And then I had to drive home.
Big whoop, right? Just you wait, you cruel-hearted invisibles. When I drive home from my sister's, I have to drive past the exit to the fancy-pants Harvard-affiliated hospital where Jane died. Every time. Unless I wanted to drive around Boston which, ugh. No, no, I save time and wrench my heart.
I've only had to do it twice since January, but all I can think about are the two panicked drives I had to make: the one on Sunday, when we thought we were about to lose her, and Thursday, when we did. It's about an 18 mile drive. That Sunday night, I got to the hospital in 10 minutes. It was very Italian Job/Gone in 60 Seconds. Really. Ask Tom. That Thursday the same drive took me over an hour. Morning rush hour traffic. In BOSTON. Worst. Drive. Ever. I was out of my head, screaming at the other cars to let me through, driving on the shoulder, pounding on the steering wheel, unable to get to the HOV lane, unable to get to my girl.

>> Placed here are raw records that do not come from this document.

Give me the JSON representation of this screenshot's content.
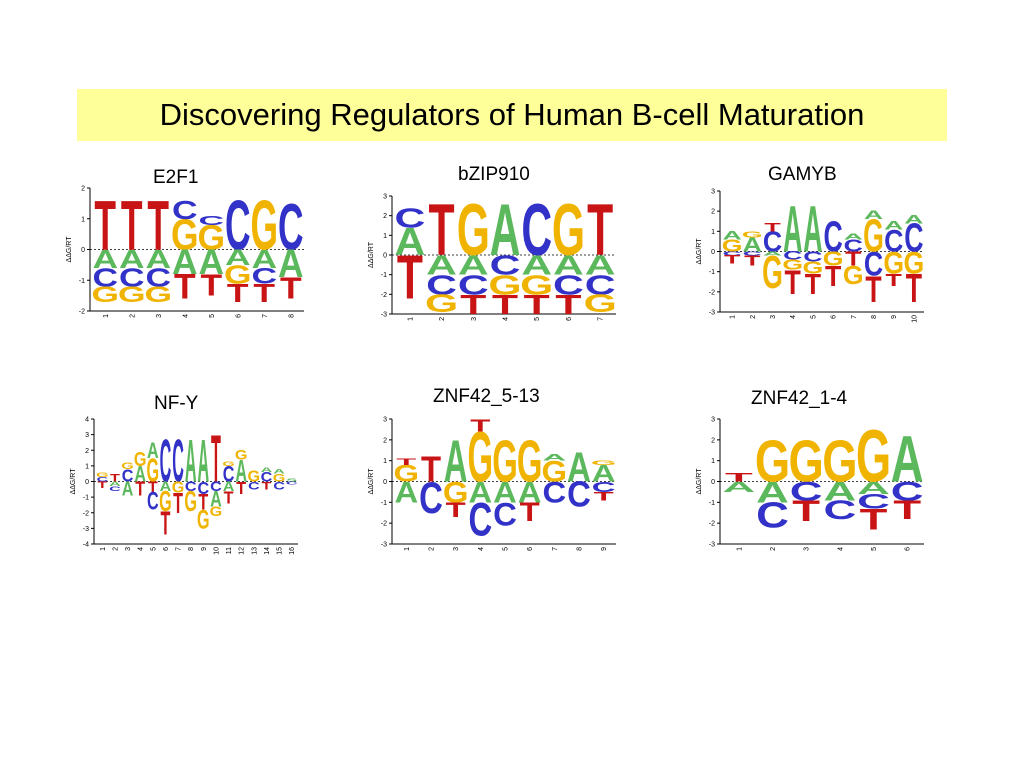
{
  "title": "Discovering Regulators of Human B-cell Maturation",
  "colors": {
    "A": "#5cb85c",
    "C": "#3232c8",
    "G": "#f0b400",
    "T": "#c81414",
    "title_bg": "#ffff99"
  },
  "motifs": [
    {
      "name": "E2F1",
      "ylabel": "ΔΔG/RT",
      "ylim": [
        -2,
        2
      ],
      "yticks": [
        2,
        1,
        0,
        -1,
        -2
      ],
      "positions": [
        {
          "label": "1",
          "stack": [
            [
              "T",
              1.6
            ],
            [
              "A",
              -0.6
            ],
            [
              "C",
              -0.6
            ],
            [
              "G",
              -0.5
            ]
          ]
        },
        {
          "label": "2",
          "stack": [
            [
              "T",
              1.6
            ],
            [
              "A",
              -0.6
            ],
            [
              "C",
              -0.6
            ],
            [
              "G",
              -0.5
            ]
          ]
        },
        {
          "label": "3",
          "stack": [
            [
              "T",
              1.6
            ],
            [
              "A",
              -0.6
            ],
            [
              "C",
              -0.6
            ],
            [
              "G",
              -0.5
            ]
          ]
        },
        {
          "label": "4",
          "stack": [
            [
              "G",
              1.0
            ],
            [
              "C",
              0.6
            ],
            [
              "A",
              -0.8
            ],
            [
              "T",
              -0.8
            ]
          ]
        },
        {
          "label": "5",
          "stack": [
            [
              "G",
              0.8
            ],
            [
              "C",
              0.3
            ],
            [
              "A",
              -0.8
            ],
            [
              "T",
              -0.7
            ]
          ]
        },
        {
          "label": "6",
          "stack": [
            [
              "C",
              1.6
            ],
            [
              "A",
              -0.5
            ],
            [
              "G",
              -0.6
            ],
            [
              "T",
              -0.6
            ]
          ]
        },
        {
          "label": "7",
          "stack": [
            [
              "G",
              1.6
            ],
            [
              "A",
              -0.6
            ],
            [
              "C",
              -0.5
            ],
            [
              "T",
              -0.6
            ]
          ]
        },
        {
          "label": "8",
          "stack": [
            [
              "C",
              1.5
            ],
            [
              "A",
              -0.9
            ],
            [
              "T",
              -0.7
            ]
          ]
        }
      ]
    },
    {
      "name": "bZIP910",
      "ylabel": "ΔΔG/RT",
      "ylim": [
        -3,
        3
      ],
      "yticks": [
        3,
        2,
        1,
        0,
        -1,
        -2,
        -3
      ],
      "positions": [
        {
          "label": "1",
          "stack": [
            [
              "A",
              1.4
            ],
            [
              "C",
              1.0
            ],
            [
              "T",
              -2.2
            ]
          ]
        },
        {
          "label": "2",
          "stack": [
            [
              "T",
              2.6
            ],
            [
              "A",
              -1.0
            ],
            [
              "C",
              -1.0
            ],
            [
              "G",
              -0.9
            ]
          ]
        },
        {
          "label": "3",
          "stack": [
            [
              "G",
              2.6
            ],
            [
              "A",
              -1.0
            ],
            [
              "C",
              -1.0
            ],
            [
              "T",
              -1.0
            ]
          ]
        },
        {
          "label": "4",
          "stack": [
            [
              "A",
              2.6
            ],
            [
              "C",
              -1.0
            ],
            [
              "G",
              -1.0
            ],
            [
              "T",
              -1.0
            ]
          ]
        },
        {
          "label": "5",
          "stack": [
            [
              "C",
              2.6
            ],
            [
              "A",
              -1.0
            ],
            [
              "G",
              -1.0
            ],
            [
              "T",
              -1.0
            ]
          ]
        },
        {
          "label": "6",
          "stack": [
            [
              "G",
              2.6
            ],
            [
              "A",
              -1.0
            ],
            [
              "C",
              -1.0
            ],
            [
              "T",
              -1.0
            ]
          ]
        },
        {
          "label": "7",
          "stack": [
            [
              "T",
              2.6
            ],
            [
              "A",
              -1.0
            ],
            [
              "C",
              -1.0
            ],
            [
              "G",
              -0.9
            ]
          ]
        }
      ]
    },
    {
      "name": "GAMYB",
      "ylabel": "ΔΔG/RT",
      "ylim": [
        -3,
        3
      ],
      "yticks": [
        3,
        2,
        1,
        0,
        -1,
        -2,
        -3
      ],
      "positions": [
        {
          "label": "1",
          "stack": [
            [
              "G",
              0.6
            ],
            [
              "A",
              0.4
            ],
            [
              "C",
              -0.2
            ],
            [
              "T",
              -0.4
            ]
          ]
        },
        {
          "label": "2",
          "stack": [
            [
              "A",
              0.7
            ],
            [
              "G",
              0.3
            ],
            [
              "C",
              -0.2
            ],
            [
              "T",
              -0.5
            ]
          ]
        },
        {
          "label": "3",
          "stack": [
            [
              "C",
              1.0
            ],
            [
              "T",
              0.4
            ],
            [
              "A",
              -0.2
            ],
            [
              "G",
              -1.6
            ]
          ]
        },
        {
          "label": "4",
          "stack": [
            [
              "A",
              2.3
            ],
            [
              "C",
              -0.4
            ],
            [
              "G",
              -0.5
            ],
            [
              "T",
              -1.2
            ]
          ]
        },
        {
          "label": "5",
          "stack": [
            [
              "A",
              2.3
            ],
            [
              "C",
              -0.5
            ],
            [
              "G",
              -0.6
            ],
            [
              "T",
              -1.0
            ]
          ]
        },
        {
          "label": "6",
          "stack": [
            [
              "C",
              1.5
            ],
            [
              "G",
              -0.7
            ],
            [
              "T",
              -1.0
            ]
          ]
        },
        {
          "label": "7",
          "stack": [
            [
              "C",
              0.6
            ],
            [
              "A",
              0.3
            ],
            [
              "T",
              -0.7
            ],
            [
              "G",
              -0.9
            ]
          ]
        },
        {
          "label": "8",
          "stack": [
            [
              "G",
              1.6
            ],
            [
              "A",
              0.4
            ],
            [
              "C",
              -1.2
            ],
            [
              "T",
              -1.3
            ]
          ]
        },
        {
          "label": "9",
          "stack": [
            [
              "C",
              1.1
            ],
            [
              "A",
              0.4
            ],
            [
              "G",
              -1.1
            ],
            [
              "T",
              -0.6
            ]
          ]
        },
        {
          "label": "10",
          "stack": [
            [
              "C",
              1.4
            ],
            [
              "A",
              0.4
            ],
            [
              "G",
              -1.1
            ],
            [
              "T",
              -1.4
            ]
          ]
        }
      ]
    },
    {
      "name": "NF-Y",
      "ylabel": "ΔΔG/RT",
      "ylim": [
        -4,
        4
      ],
      "yticks": [
        4,
        3,
        2,
        1,
        0,
        -1,
        -2,
        -3,
        -4
      ],
      "positions": [
        {
          "label": "1",
          "stack": [
            [
              "C",
              0.3
            ],
            [
              "G",
              0.3
            ],
            [
              "T",
              -0.4
            ]
          ]
        },
        {
          "label": "2",
          "stack": [
            [
              "T",
              0.5
            ],
            [
              "A",
              -0.3
            ],
            [
              "C",
              -0.3
            ]
          ]
        },
        {
          "label": "3",
          "stack": [
            [
              "C",
              0.8
            ],
            [
              "G",
              0.4
            ],
            [
              "A",
              -0.9
            ]
          ]
        },
        {
          "label": "4",
          "stack": [
            [
              "A",
              1.0
            ],
            [
              "G",
              0.9
            ],
            [
              "T",
              -0.9
            ]
          ]
        },
        {
          "label": "5",
          "stack": [
            [
              "G",
              1.5
            ],
            [
              "A",
              1.0
            ],
            [
              "T",
              -0.7
            ],
            [
              "C",
              -1.1
            ]
          ]
        },
        {
          "label": "6",
          "stack": [
            [
              "C",
              2.7
            ],
            [
              "A",
              -0.6
            ],
            [
              "G",
              -1.3
            ],
            [
              "T",
              -1.5
            ]
          ]
        },
        {
          "label": "7",
          "stack": [
            [
              "C",
              2.7
            ],
            [
              "G",
              -0.7
            ],
            [
              "T",
              -1.3
            ]
          ]
        },
        {
          "label": "8",
          "stack": [
            [
              "A",
              2.7
            ],
            [
              "C",
              -0.6
            ],
            [
              "G",
              -1.3
            ]
          ]
        },
        {
          "label": "9",
          "stack": [
            [
              "A",
              2.7
            ],
            [
              "C",
              -0.8
            ],
            [
              "T",
              -1.0
            ],
            [
              "G",
              -1.2
            ]
          ]
        },
        {
          "label": "10",
          "stack": [
            [
              "T",
              3.0
            ],
            [
              "C",
              -0.6
            ],
            [
              "A",
              -1.0
            ],
            [
              "G",
              -0.6
            ]
          ]
        },
        {
          "label": "11",
          "stack": [
            [
              "C",
              1.0
            ],
            [
              "G",
              0.3
            ],
            [
              "A",
              -0.6
            ],
            [
              "T",
              -0.8
            ]
          ]
        },
        {
          "label": "12",
          "stack": [
            [
              "A",
              1.4
            ],
            [
              "G",
              0.6
            ],
            [
              "T",
              -0.8
            ]
          ]
        },
        {
          "label": "13",
          "stack": [
            [
              "G",
              0.7
            ],
            [
              "C",
              -0.5
            ]
          ]
        },
        {
          "label": "14",
          "stack": [
            [
              "C",
              0.6
            ],
            [
              "A",
              0.3
            ],
            [
              "T",
              -0.5
            ]
          ]
        },
        {
          "label": "15",
          "stack": [
            [
              "G",
              0.5
            ],
            [
              "A",
              0.3
            ],
            [
              "C",
              -0.5
            ]
          ]
        },
        {
          "label": "16",
          "stack": [
            [
              "S",
              0.2
            ],
            [
              "C",
              -0.2
            ]
          ]
        }
      ]
    },
    {
      "name": "ZNF42_5-13",
      "ylabel": "ΔΔG/RT",
      "ylim": [
        -3,
        3
      ],
      "yticks": [
        3,
        2,
        1,
        0,
        -1,
        -2,
        -3
      ],
      "positions": [
        {
          "label": "1",
          "stack": [
            [
              "G",
              0.8
            ],
            [
              "T",
              0.3
            ],
            [
              "A",
              -1.0
            ]
          ]
        },
        {
          "label": "2",
          "stack": [
            [
              "T",
              1.2
            ],
            [
              "C",
              -1.5
            ]
          ]
        },
        {
          "label": "3",
          "stack": [
            [
              "A",
              2.0
            ],
            [
              "G",
              -1.0
            ],
            [
              "T",
              -0.7
            ]
          ]
        },
        {
          "label": "4",
          "stack": [
            [
              "G",
              2.4
            ],
            [
              "T",
              0.6
            ],
            [
              "A",
              -1.0
            ],
            [
              "C",
              -1.6
            ]
          ]
        },
        {
          "label": "5",
          "stack": [
            [
              "G",
              2.0
            ],
            [
              "A",
              -1.0
            ],
            [
              "C",
              -1.1
            ]
          ]
        },
        {
          "label": "6",
          "stack": [
            [
              "G",
              2.0
            ],
            [
              "A",
              -1.0
            ],
            [
              "T",
              -0.9
            ]
          ]
        },
        {
          "label": "7",
          "stack": [
            [
              "G",
              1.0
            ],
            [
              "A",
              0.3
            ],
            [
              "C",
              -1.0
            ]
          ]
        },
        {
          "label": "8",
          "stack": [
            [
              "A",
              1.4
            ],
            [
              "C",
              -1.2
            ]
          ]
        },
        {
          "label": "9",
          "stack": [
            [
              "A",
              0.8
            ],
            [
              "G",
              0.2
            ],
            [
              "C",
              -0.5
            ],
            [
              "T",
              -0.4
            ]
          ]
        }
      ]
    },
    {
      "name": "ZNF42_1-4",
      "ylabel": "ΔΔG/RT",
      "ylim": [
        -3,
        3
      ],
      "yticks": [
        3,
        2,
        1,
        0,
        -1,
        -2,
        -3
      ],
      "positions": [
        {
          "label": "1",
          "stack": [
            [
              "T",
              0.4
            ],
            [
              "A",
              -0.5
            ]
          ]
        },
        {
          "label": "2",
          "stack": [
            [
              "G",
              2.0
            ],
            [
              "A",
              -1.0
            ],
            [
              "C",
              -1.2
            ]
          ]
        },
        {
          "label": "3",
          "stack": [
            [
              "G",
              2.0
            ],
            [
              "C",
              -0.9
            ],
            [
              "T",
              -1.0
            ]
          ]
        },
        {
          "label": "4",
          "stack": [
            [
              "G",
              2.0
            ],
            [
              "A",
              -0.9
            ],
            [
              "C",
              -0.9
            ]
          ]
        },
        {
          "label": "5",
          "stack": [
            [
              "G",
              2.5
            ],
            [
              "A",
              -0.6
            ],
            [
              "C",
              -0.7
            ],
            [
              "T",
              -1.0
            ]
          ]
        },
        {
          "label": "6",
          "stack": [
            [
              "A",
              2.2
            ],
            [
              "C",
              -0.9
            ],
            [
              "T",
              -0.9
            ]
          ]
        }
      ]
    }
  ]
}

That's what I think about every time I go north through Boston. I'm fine once I'm in the tunnel and I love going over the Zakim Bridge, but getting there... Hoo, boy. That drive is not of the fun variety.
Going past the hospital in New Hampshire? No big. It was for so long such a boring, unexceptional part of my day that I don't get a single quell going by. But not Boston. Not going north.
Some day, it'll be an unremarkable drive again. I'll be able to go home without my heart trying to beat through my chest. That'll be a good day.